An Empirical Study on the Fairness of Foundation Models for Multi-Organ Image Segmentation

The segmentation foundation model, e.g., Segment Anything Model (SAM), has attracted increasing interest in the medical image community. Early pioneering studies primarily concentrated on assessing and improving SAM's performance from the perspectives of overall accuracy and efficiency, yet little attention was given to the fairness considerations. This oversight raises questions about the potential for performance biases that could mirror those found in task-specific deep learning models like nnU-Net. In this paper, we explored the fairness dilemma concerning large segmentation foundation models. We prospectively curate a benchmark dataset of 3D MRI and CT scans of the organs including liver, kidney, spleen, lung and aorta from a total of 1056 healthy subjects with expert segmentations. Crucially, we document demographic details such as gender, age, and body mass index (BMI) for each subject to facilitate a nuanced fairness analysis. We test state-of-the-art foundation models for medical image segmentation, including the original SAM, medical SAM and SAT models, to evaluate segmentation efficacy across different demographic groups and identify disparities. Our comprehensive analysis, which accounts for various confounding factors, reveals significant fairness concerns within these foundational models. Moreover, our findings highlight not only disparities in overall segmentation metrics, such as the Dice Similarity Coefficient but also significant variations in the spatial distribution of segmentation errors, offering empirical evidence of the nuanced challenges in ensuring fairness in medical image segmentation.
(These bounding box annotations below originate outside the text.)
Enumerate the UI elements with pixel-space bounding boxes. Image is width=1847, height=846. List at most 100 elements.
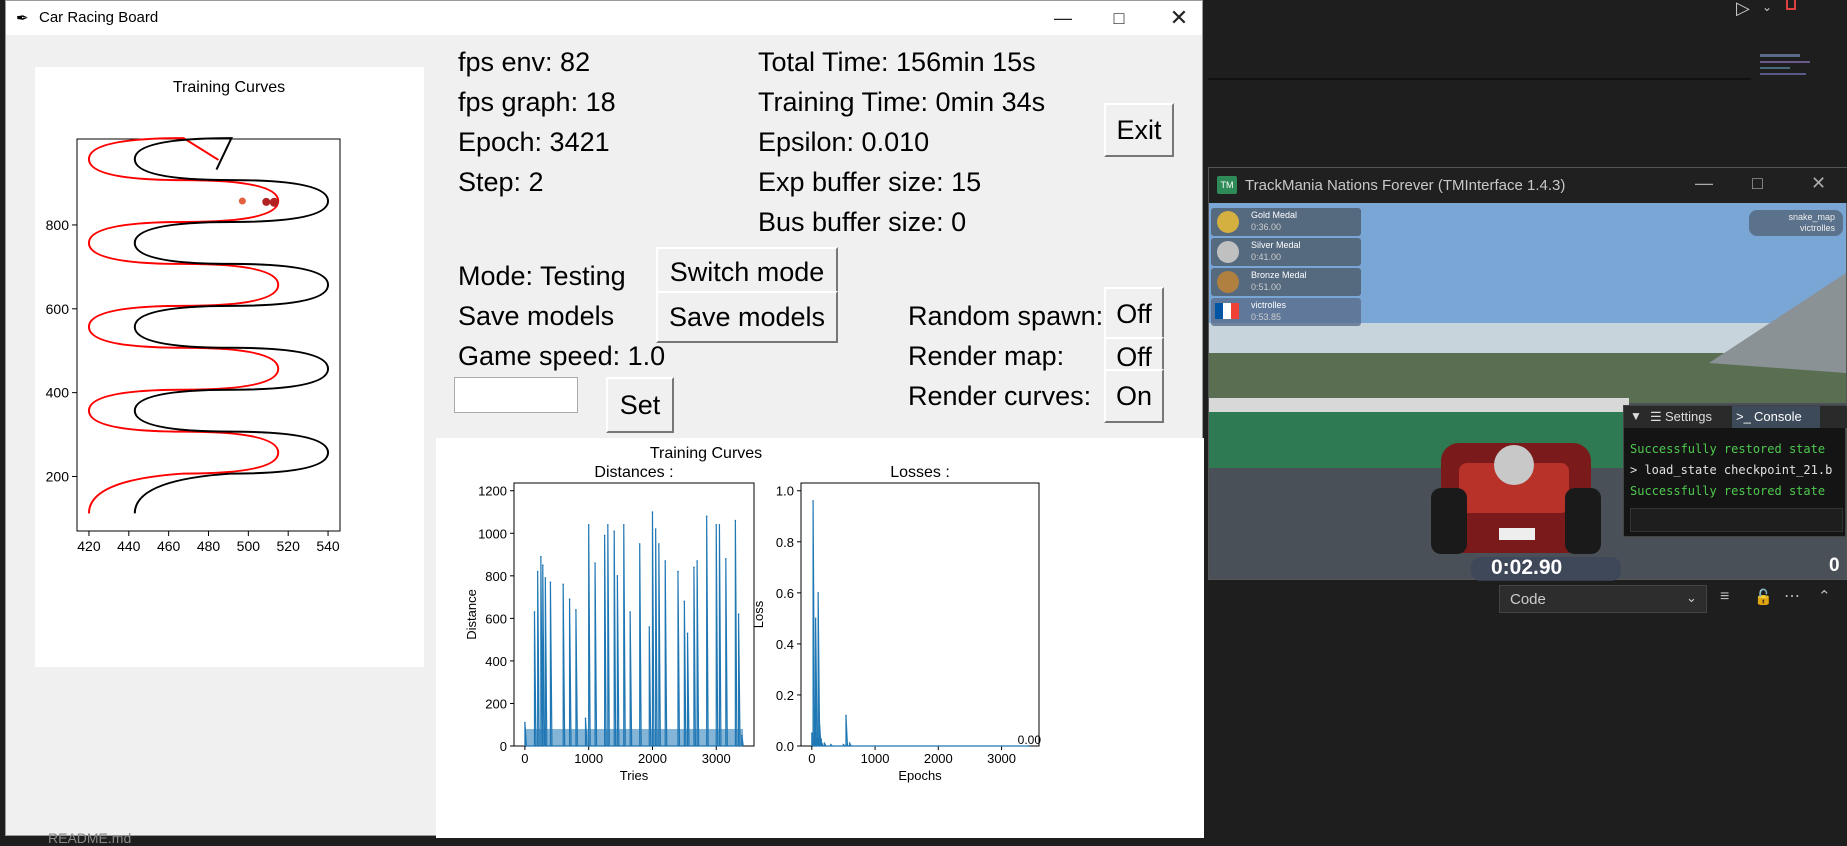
console-input[interactable] — [1630, 508, 1843, 532]
losses-data-point — [846, 743, 849, 746]
race-car-driver — [1494, 445, 1534, 485]
map-info: snake_map victrolles — [1749, 210, 1843, 236]
distances-data-point — [693, 566, 695, 569]
losses-data-point — [812, 500, 814, 502]
distances-data-point — [594, 562, 596, 564]
losses-data-point — [829, 743, 832, 746]
distances-y-tick-label: 0 — [500, 739, 507, 754]
distances-data-point — [664, 560, 667, 562]
minimize-icon[interactable]: — — [1040, 1, 1086, 35]
losses-y-tick-label: 0.8 — [776, 535, 794, 550]
menu-icon: ☰ — [1650, 409, 1662, 424]
run-icon[interactable]: ▷ — [1736, 0, 1750, 19]
tab-settings[interactable]: Settings — [1665, 409, 1712, 424]
tm-close-icon[interactable]: ✕ — [1811, 173, 1826, 194]
chevron-down-icon[interactable]: ⌄ — [1762, 0, 1772, 14]
distances-data-point — [544, 577, 547, 579]
license-plate — [1499, 528, 1535, 540]
track-plot-title: Training Curves — [173, 79, 285, 96]
barrier-top — [1209, 398, 1629, 412]
player-record: victrolles 0:53.85 — [1211, 298, 1361, 326]
distances-data-point — [607, 523, 609, 526]
chevron-down-icon: ⌄ — [1686, 590, 1697, 605]
distances-xlabel: Tries — [620, 768, 649, 783]
console-line: > load_state checkpoint_21.b — [1630, 463, 1833, 477]
tm-app-icon: TM — [1217, 176, 1237, 194]
losses-data-point — [845, 714, 847, 717]
distances-noise-band — [524, 728, 744, 746]
losses-data-point — [811, 732, 813, 735]
losses-title: Losses : — [890, 464, 950, 481]
losses-y-tick-label: 0.4 — [776, 637, 794, 652]
losses-noise-band — [811, 738, 822, 746]
distances-data-point — [562, 583, 564, 586]
tm-maximize-icon[interactable]: □ — [1752, 173, 1763, 194]
losses-series-line — [811, 500, 1030, 747]
distances-title: Distances : — [594, 464, 673, 481]
distances-data-point — [686, 632, 689, 635]
language-select[interactable]: Code ⌄ — [1499, 585, 1707, 613]
tm-minimize-icon[interactable]: — — [1695, 173, 1713, 194]
distances-x-tick-label: 1000 — [574, 751, 603, 766]
losses-data-point — [874, 745, 876, 747]
tm-window-title: TrackMania Nations Forever (TMInterface … — [1245, 177, 1566, 194]
distances-data-point — [638, 543, 641, 545]
losses-y-tick-label: 0.6 — [776, 586, 794, 601]
terminal-icon: >_ — [1736, 409, 1751, 424]
step: Step: 2 — [458, 167, 544, 197]
losses-data-point — [937, 745, 940, 747]
unlock-icon[interactable]: 🔓 — [1754, 588, 1773, 606]
track-left-edge — [87, 137, 280, 514]
losses-x-tick-label: 2000 — [924, 751, 953, 766]
distances-data-point — [629, 611, 631, 613]
switch-mode-button[interactable]: Switch mode — [656, 247, 838, 297]
chevron-up-icon[interactable]: ⌃ — [1818, 587, 1831, 605]
losses-xlabel: Epochs — [898, 768, 942, 783]
close-icon[interactable]: ✕ — [1156, 1, 1202, 35]
distances-data-point — [575, 609, 577, 611]
bus-buffer-size: Bus buffer size: 0 — [758, 207, 967, 237]
rear-wheel-left — [1431, 488, 1467, 554]
window-title: Car Racing Board — [39, 9, 159, 26]
console-tabbar: ▼ ☰ Settings >_ Console — [1624, 406, 1847, 428]
distances-data-point — [677, 570, 679, 573]
distances-y-tick-label: 1200 — [478, 484, 507, 499]
rear-wheel-right — [1565, 488, 1601, 554]
losses-y-tick-label: 0.0 — [776, 739, 794, 754]
random-spawn-toggle[interactable]: Off — [1104, 287, 1164, 341]
readme-tab[interactable]: README.md — [48, 830, 131, 846]
set-button[interactable]: Set — [606, 377, 674, 433]
game-speed-label: Game speed: 1.0 — [458, 341, 666, 371]
distances-y-tick-label: 1000 — [478, 526, 507, 541]
losses-data-point — [818, 719, 821, 722]
car-marker — [262, 197, 271, 206]
distances-data-point — [683, 600, 686, 603]
chevron-down-icon[interactable]: ▼ — [1630, 409, 1642, 423]
distances-data-point — [651, 511, 654, 513]
distances-x-tick-label: 0 — [521, 751, 528, 766]
more-icon[interactable]: ⋯ — [1784, 586, 1800, 606]
x-tick-label: 420 — [77, 538, 101, 554]
exit-button[interactable]: Exit — [1104, 103, 1174, 157]
silver-medal-icon — [1217, 241, 1239, 263]
maximize-icon[interactable]: □ — [1096, 1, 1142, 35]
render-curves-toggle[interactable]: On — [1104, 369, 1164, 423]
epoch: Epoch: 3421 — [458, 127, 610, 157]
y-tick-label: 600 — [46, 301, 70, 317]
y-tick-label: 200 — [46, 468, 70, 484]
record-icon[interactable] — [1786, 0, 1796, 10]
distances-data-point — [696, 560, 698, 562]
losses-y-tick-label: 0.2 — [776, 688, 794, 703]
game-speed-input[interactable] — [454, 377, 578, 413]
distances-x-tick-label: 2000 — [638, 751, 667, 766]
bronze-medal-icon — [1217, 271, 1239, 293]
save-models-button[interactable]: Save models — [656, 291, 838, 343]
y-tick-label: 800 — [46, 217, 70, 233]
distances-data-point — [725, 558, 727, 560]
training-time: Training Time: 0min 34s — [758, 87, 1046, 117]
tab-console[interactable]: >_ Console — [1732, 406, 1820, 428]
x-tick-label: 500 — [237, 538, 261, 554]
list-icon[interactable]: ≡ — [1720, 588, 1729, 606]
distances-data-point — [718, 523, 721, 526]
fps-env: fps env: 82 — [458, 47, 591, 77]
翻译：分割基础模型，例如Segment Anything Model (SAM)，在医学影像领域引起了日益广泛的关注。早期的开创性研究主要从整体精度和效率的角度评估和改进SAM的性能，却鲜少关注其公平性考量。这一疏忽引发了对其可能存在性能偏差的质疑，此类偏差可能与nnU-Net等任务特异性深度学习模型中发现的偏差相似。本文深入探讨了大型分割基础模型面临的公平性困境。我们前瞻性地构建了一个包含1056名健康受试者的三维MRI与CT扫描基准数据集，涵盖肝脏、肾脏、脾脏、肺及主动脉等器官，并配有专家标注的分割结果。关键的是，我们记录了每位受试者的性别、年龄和身体质量指数（BMI）等人口统计学信息，以支持细致的公平性分析。我们测试了包括原始SAM、医学SAM及SAT模型在内的前沿医学图像分割基础模型，评估其在不同人口统计学群体中的分割效能并识别差异。通过控制多种混杂因素的综合分析，我们揭示了这些基础模型中存在的显著公平性问题。此外，我们的研究不仅发现了整体分割指标（如Dice相似系数）的差异，还揭示了分割误差空间分布的显著变异，为医学图像分割领域实现公平性所面临的复杂挑战提供了实证依据。